Azores fishery becomes first to achieve “plastic-neutral” status
A pole-and-line fishery in Portugal's Azores Archipelago has become the world’s first “plastic neutral” fishery.
The "plastic-neutral" designation was developed by the International Pole and Line Foundation (IPNLF), in association with the Azores Ocean Observatory, POPA, Associação de Produtores de Atum e Similares dos Açores, Federação das Pescas dos Açores, and the Institute of Marine Research, based on ghost-gear retrieval. To become plastic neutral, a fishery must remove as much or more fishing gear than it discards, loses, or abandons in the marine environment annually.
On April 22, IPNLF announced the Azorean fleet has officially removed more plastic fishing gear from the ocean, by weight, than it loses per annum.
The Azores Fisheries Observer Program (POPA) have been collecting data on fishing-gear loss of the pole-and-line fishery from 2019 until 2021, and estimated the entire fleet only produces a total of 0.5 kilograms of fishing gear-related litter on an annual basis.

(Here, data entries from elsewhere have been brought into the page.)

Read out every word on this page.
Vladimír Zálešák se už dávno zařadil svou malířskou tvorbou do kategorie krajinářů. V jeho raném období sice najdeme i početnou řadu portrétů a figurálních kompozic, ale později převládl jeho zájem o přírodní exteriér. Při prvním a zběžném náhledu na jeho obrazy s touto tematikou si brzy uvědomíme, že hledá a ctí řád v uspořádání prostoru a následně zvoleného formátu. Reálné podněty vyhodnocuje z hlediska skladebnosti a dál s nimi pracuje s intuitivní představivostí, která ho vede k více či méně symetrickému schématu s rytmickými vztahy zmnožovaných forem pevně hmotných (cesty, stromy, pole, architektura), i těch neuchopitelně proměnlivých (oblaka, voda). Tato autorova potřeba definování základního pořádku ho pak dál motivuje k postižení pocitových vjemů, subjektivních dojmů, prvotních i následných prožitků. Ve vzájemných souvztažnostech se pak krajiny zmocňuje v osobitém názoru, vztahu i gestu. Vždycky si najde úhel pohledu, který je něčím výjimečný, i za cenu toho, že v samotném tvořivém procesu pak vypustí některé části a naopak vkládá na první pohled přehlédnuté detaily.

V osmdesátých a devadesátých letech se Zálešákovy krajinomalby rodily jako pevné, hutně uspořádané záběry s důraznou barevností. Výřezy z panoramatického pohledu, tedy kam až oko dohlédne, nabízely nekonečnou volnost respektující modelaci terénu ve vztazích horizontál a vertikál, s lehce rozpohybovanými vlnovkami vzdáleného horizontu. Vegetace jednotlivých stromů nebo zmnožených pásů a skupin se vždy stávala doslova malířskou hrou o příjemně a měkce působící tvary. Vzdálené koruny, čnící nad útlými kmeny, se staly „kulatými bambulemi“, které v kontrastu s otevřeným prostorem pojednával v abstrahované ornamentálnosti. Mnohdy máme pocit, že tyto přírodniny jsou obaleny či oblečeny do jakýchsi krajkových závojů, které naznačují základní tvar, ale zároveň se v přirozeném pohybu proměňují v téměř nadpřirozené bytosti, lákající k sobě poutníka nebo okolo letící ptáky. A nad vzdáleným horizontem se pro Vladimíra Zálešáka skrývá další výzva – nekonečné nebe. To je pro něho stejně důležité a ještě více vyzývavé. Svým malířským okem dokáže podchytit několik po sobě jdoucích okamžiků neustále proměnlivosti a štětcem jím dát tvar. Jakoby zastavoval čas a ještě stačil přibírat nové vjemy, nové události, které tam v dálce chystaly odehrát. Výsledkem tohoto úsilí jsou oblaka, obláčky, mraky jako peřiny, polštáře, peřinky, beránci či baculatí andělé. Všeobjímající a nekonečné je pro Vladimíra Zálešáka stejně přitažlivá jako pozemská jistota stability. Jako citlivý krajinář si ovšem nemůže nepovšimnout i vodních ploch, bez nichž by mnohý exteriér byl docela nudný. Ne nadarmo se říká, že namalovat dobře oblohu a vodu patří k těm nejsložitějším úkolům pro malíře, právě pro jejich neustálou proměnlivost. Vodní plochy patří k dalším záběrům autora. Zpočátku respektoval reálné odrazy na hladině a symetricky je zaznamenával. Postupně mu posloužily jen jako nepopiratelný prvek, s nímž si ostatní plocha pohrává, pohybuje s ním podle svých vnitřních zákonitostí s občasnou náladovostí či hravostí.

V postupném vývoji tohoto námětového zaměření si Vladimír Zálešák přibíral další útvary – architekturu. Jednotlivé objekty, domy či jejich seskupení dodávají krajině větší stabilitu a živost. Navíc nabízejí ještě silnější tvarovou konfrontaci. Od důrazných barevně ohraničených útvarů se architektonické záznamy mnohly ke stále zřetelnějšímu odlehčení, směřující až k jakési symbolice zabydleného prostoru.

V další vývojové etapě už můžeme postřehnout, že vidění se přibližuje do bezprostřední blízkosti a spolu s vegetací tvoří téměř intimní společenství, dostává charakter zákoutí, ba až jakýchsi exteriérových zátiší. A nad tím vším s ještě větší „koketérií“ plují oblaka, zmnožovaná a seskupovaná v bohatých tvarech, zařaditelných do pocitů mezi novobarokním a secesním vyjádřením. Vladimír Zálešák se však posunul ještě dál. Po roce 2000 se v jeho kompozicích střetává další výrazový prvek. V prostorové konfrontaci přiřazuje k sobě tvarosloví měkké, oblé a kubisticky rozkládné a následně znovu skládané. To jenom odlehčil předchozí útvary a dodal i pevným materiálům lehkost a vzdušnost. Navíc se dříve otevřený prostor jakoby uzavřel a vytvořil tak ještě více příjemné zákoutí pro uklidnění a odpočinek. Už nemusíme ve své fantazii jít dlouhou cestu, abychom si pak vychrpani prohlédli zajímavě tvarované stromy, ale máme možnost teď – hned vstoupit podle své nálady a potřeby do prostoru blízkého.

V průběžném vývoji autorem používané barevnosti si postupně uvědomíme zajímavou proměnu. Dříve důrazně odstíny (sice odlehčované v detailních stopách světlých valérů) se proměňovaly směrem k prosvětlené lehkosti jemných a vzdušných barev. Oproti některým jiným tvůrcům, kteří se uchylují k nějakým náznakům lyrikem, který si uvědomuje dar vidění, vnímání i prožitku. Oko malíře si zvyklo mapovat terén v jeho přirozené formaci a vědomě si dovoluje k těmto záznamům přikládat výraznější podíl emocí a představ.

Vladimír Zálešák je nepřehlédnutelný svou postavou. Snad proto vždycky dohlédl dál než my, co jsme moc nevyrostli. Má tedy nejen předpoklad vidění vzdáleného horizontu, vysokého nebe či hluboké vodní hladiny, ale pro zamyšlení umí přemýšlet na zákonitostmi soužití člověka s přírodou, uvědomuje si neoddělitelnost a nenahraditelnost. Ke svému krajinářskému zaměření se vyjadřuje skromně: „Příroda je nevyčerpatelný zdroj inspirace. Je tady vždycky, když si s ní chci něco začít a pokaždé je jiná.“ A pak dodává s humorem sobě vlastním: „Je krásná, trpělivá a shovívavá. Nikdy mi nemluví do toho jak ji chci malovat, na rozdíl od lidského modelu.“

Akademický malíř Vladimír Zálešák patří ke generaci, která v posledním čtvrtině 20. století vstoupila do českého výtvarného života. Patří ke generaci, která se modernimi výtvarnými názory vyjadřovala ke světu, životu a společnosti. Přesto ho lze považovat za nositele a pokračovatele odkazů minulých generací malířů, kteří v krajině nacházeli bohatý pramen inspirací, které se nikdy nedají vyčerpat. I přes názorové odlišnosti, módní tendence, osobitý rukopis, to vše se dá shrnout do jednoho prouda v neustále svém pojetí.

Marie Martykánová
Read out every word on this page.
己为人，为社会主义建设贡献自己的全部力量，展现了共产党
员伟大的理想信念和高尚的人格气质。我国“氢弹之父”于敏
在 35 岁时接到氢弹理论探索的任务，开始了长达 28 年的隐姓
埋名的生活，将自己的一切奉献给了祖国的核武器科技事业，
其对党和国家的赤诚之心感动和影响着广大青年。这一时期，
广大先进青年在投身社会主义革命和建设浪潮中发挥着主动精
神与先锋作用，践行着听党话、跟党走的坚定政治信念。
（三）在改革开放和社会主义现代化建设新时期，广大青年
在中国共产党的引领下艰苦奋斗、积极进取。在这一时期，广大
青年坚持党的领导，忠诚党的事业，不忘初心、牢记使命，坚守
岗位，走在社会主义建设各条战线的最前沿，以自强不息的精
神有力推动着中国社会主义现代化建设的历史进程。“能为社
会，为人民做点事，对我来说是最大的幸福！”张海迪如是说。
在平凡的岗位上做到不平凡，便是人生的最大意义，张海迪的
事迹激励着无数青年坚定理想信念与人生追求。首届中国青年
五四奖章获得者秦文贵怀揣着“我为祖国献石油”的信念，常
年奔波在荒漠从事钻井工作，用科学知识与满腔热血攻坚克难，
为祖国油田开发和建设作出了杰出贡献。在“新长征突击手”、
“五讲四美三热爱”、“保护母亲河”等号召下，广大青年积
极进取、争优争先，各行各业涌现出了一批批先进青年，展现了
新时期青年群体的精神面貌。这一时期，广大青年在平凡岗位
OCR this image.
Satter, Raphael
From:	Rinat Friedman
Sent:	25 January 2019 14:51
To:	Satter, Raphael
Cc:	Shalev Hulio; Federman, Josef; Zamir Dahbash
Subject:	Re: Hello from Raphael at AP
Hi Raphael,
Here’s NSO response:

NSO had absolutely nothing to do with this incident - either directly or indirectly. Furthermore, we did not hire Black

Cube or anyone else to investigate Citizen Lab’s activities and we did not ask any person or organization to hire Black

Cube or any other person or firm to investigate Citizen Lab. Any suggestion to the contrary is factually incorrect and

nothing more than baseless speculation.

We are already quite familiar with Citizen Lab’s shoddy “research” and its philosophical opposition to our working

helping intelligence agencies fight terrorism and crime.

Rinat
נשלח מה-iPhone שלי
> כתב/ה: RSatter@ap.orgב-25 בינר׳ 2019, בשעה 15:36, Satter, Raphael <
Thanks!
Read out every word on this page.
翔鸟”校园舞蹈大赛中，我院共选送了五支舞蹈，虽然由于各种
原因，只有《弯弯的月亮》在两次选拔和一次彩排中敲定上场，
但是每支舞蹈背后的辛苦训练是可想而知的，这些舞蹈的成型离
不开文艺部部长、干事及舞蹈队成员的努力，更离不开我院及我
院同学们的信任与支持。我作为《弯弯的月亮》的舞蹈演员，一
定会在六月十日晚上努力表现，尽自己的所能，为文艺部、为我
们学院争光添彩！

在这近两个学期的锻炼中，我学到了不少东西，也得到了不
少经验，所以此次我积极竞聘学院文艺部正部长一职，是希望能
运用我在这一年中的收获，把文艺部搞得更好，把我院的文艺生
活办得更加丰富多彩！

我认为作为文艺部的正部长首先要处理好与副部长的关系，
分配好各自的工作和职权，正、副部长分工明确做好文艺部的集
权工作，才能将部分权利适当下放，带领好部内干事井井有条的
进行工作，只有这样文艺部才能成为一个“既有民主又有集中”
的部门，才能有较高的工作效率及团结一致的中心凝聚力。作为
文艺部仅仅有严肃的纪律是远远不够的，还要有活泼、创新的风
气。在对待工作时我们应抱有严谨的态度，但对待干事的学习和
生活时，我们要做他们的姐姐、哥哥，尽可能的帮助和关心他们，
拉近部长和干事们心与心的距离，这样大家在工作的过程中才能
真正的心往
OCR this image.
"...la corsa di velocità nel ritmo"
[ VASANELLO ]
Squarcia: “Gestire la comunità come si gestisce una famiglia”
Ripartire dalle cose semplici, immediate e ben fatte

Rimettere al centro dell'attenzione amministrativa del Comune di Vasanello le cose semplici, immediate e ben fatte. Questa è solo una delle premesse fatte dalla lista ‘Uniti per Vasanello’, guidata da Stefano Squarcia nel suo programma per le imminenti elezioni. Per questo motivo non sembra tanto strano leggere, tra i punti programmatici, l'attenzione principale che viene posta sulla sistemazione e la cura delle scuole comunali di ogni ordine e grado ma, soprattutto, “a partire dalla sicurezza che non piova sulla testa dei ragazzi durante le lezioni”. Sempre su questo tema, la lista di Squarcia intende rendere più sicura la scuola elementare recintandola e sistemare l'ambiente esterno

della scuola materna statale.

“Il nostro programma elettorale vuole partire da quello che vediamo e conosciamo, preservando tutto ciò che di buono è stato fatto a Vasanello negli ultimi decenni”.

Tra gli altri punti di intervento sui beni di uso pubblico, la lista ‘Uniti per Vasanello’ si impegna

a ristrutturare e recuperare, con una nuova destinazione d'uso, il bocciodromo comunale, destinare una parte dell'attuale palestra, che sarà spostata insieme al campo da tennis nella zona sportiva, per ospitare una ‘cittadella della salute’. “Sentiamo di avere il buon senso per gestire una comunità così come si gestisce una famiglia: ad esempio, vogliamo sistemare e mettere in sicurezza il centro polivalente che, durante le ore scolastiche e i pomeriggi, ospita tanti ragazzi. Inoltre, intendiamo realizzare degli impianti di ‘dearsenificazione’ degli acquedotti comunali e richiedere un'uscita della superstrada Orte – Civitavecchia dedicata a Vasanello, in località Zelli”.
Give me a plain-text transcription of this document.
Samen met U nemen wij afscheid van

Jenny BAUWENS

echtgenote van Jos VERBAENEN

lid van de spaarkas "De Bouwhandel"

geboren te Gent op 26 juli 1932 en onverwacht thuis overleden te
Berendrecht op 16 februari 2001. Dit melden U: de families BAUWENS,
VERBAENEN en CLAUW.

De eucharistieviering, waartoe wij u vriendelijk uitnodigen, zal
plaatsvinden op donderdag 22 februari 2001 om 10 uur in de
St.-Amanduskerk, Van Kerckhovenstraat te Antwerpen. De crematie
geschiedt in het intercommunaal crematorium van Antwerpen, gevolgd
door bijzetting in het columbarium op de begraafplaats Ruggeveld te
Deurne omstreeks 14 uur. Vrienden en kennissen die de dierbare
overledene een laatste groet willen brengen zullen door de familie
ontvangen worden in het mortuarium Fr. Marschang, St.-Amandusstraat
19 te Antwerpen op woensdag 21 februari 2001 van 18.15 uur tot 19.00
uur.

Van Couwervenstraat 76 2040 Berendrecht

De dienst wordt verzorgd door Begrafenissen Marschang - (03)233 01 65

From June to September 2021, the IPNLF tracked POPA's project as a pilot event. POPA's vessels were instructed to collect ghost gear and marine litter on fishing trips, where the weight and type of collected debris was recorded by onboard observers, who collected photographs for evidence. Lotaçor, an Azorean public-owned organization that supports the fishing sector, then disposed of the collected ghost gear.
The fleet collectively removed 452.1 kilograms of marine plastic litter, including buoys, nylon cables, and multifilament nets.
IPNLF said it plans to run similar competitions elsewhere globally in the future.. For now, the Azores Ghost Gear Retrieval Competition has been confirmed for the next two years as a result of support from Biocoop France and sustainability brand Fish4Ever.